In Spain, several hundred chanting demonstrators gathered outside the U.S. embassy in Madrid. Austria's capital Vienna saw a protest march by thousands of schoolchildren. Some 20 towns in Switzerland were preparing for demonstrations, with students and school pupils boycotting studies.
ANGER IN THE MIDDLE EAST
In the Gaza Strip, Palestinian children marched in the Rafah refugee camp, holding Iraqi flags and posters of Iraqi President Saddam Hussein, and setting fire to Israeli and U.S. flags.
About 150 people marched in the West Bank city of Bethlehem waving Iraqi and Palestinian flags and carrying portraits of Saddam. Egyptian police in Cairo's central Tahrir Square beat back protesters trying to reach the nearby U.S. embassy and cordoned off the area, restoring order, security sources said. Australia, a staunch ally of the United States, deployed armed police for the first time around parliament in Canberra and increased their presence at U.S. diplomatic missions.
ASIAN PROTESTS
Anti-American sentiment was stronger still in Muslim Indonesia, Malaysia and Pakistan, where many saw the attack as the beginning of an American campaign to subjugate the Islamic world and seize control of oil.

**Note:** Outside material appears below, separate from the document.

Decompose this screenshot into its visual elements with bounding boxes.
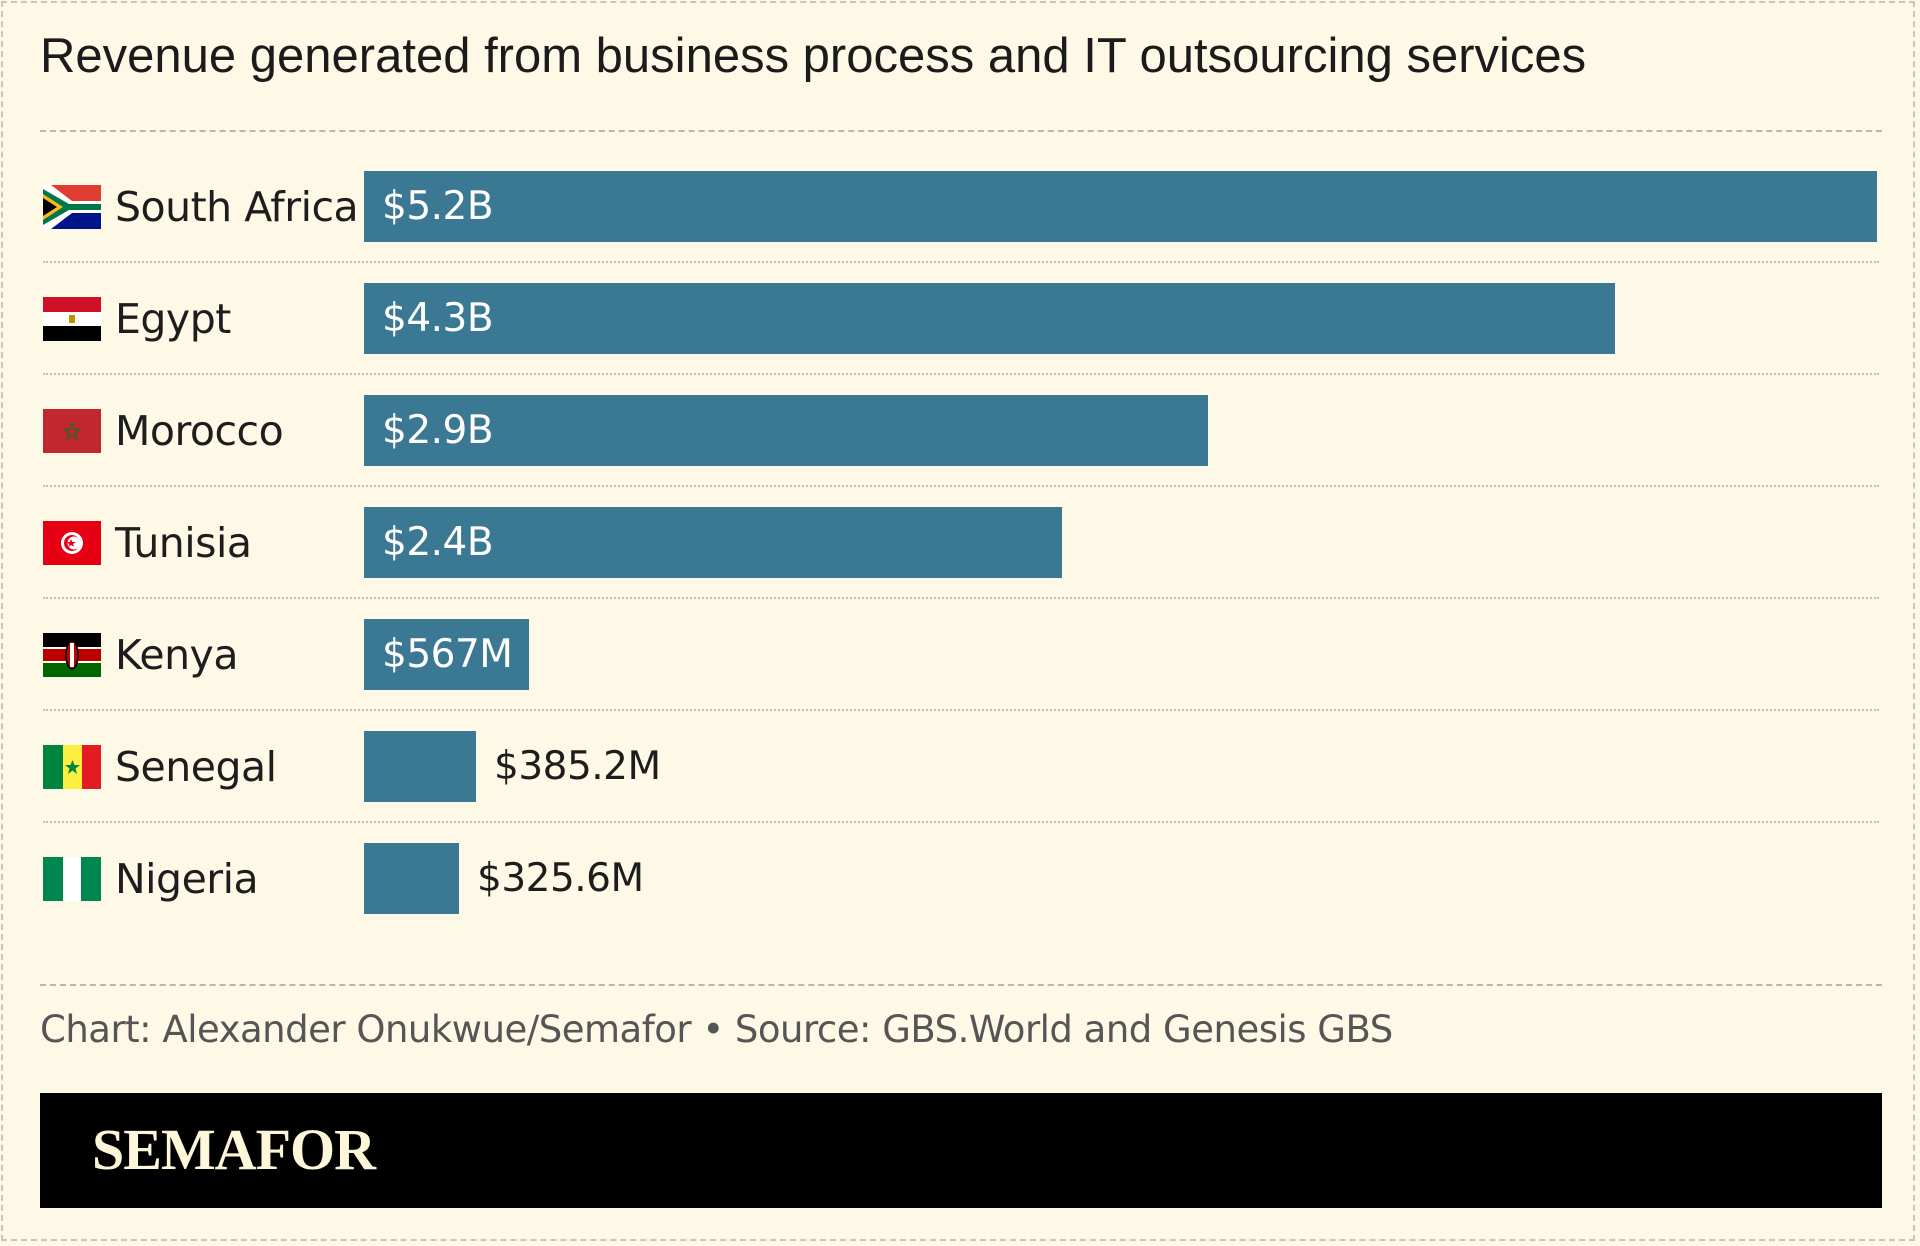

In Pakistan there were scattered but peaceful rallies across the country against what some called ``American terrorism.'' Hundreds of people took to the streets of the commercial hub of Karachi, the cities of Multan and Lahore, and Peshawar on the northwest frontier with Afghanistan, as well as Rawalpindi.
Indonesia's biggest rally was in Jakarta, where 2,000 people from a conservative Muslim party sang and chanted anti-American slogans outside the heavily-fortified U.S. embassy. There were also protests in the cities of Bandung, Yogyakarta and Makassar. Local radio said police in the central Java city of Semarang had clashed with 50 students after they burned an effigy of President Bush. Several students were slightly hurt.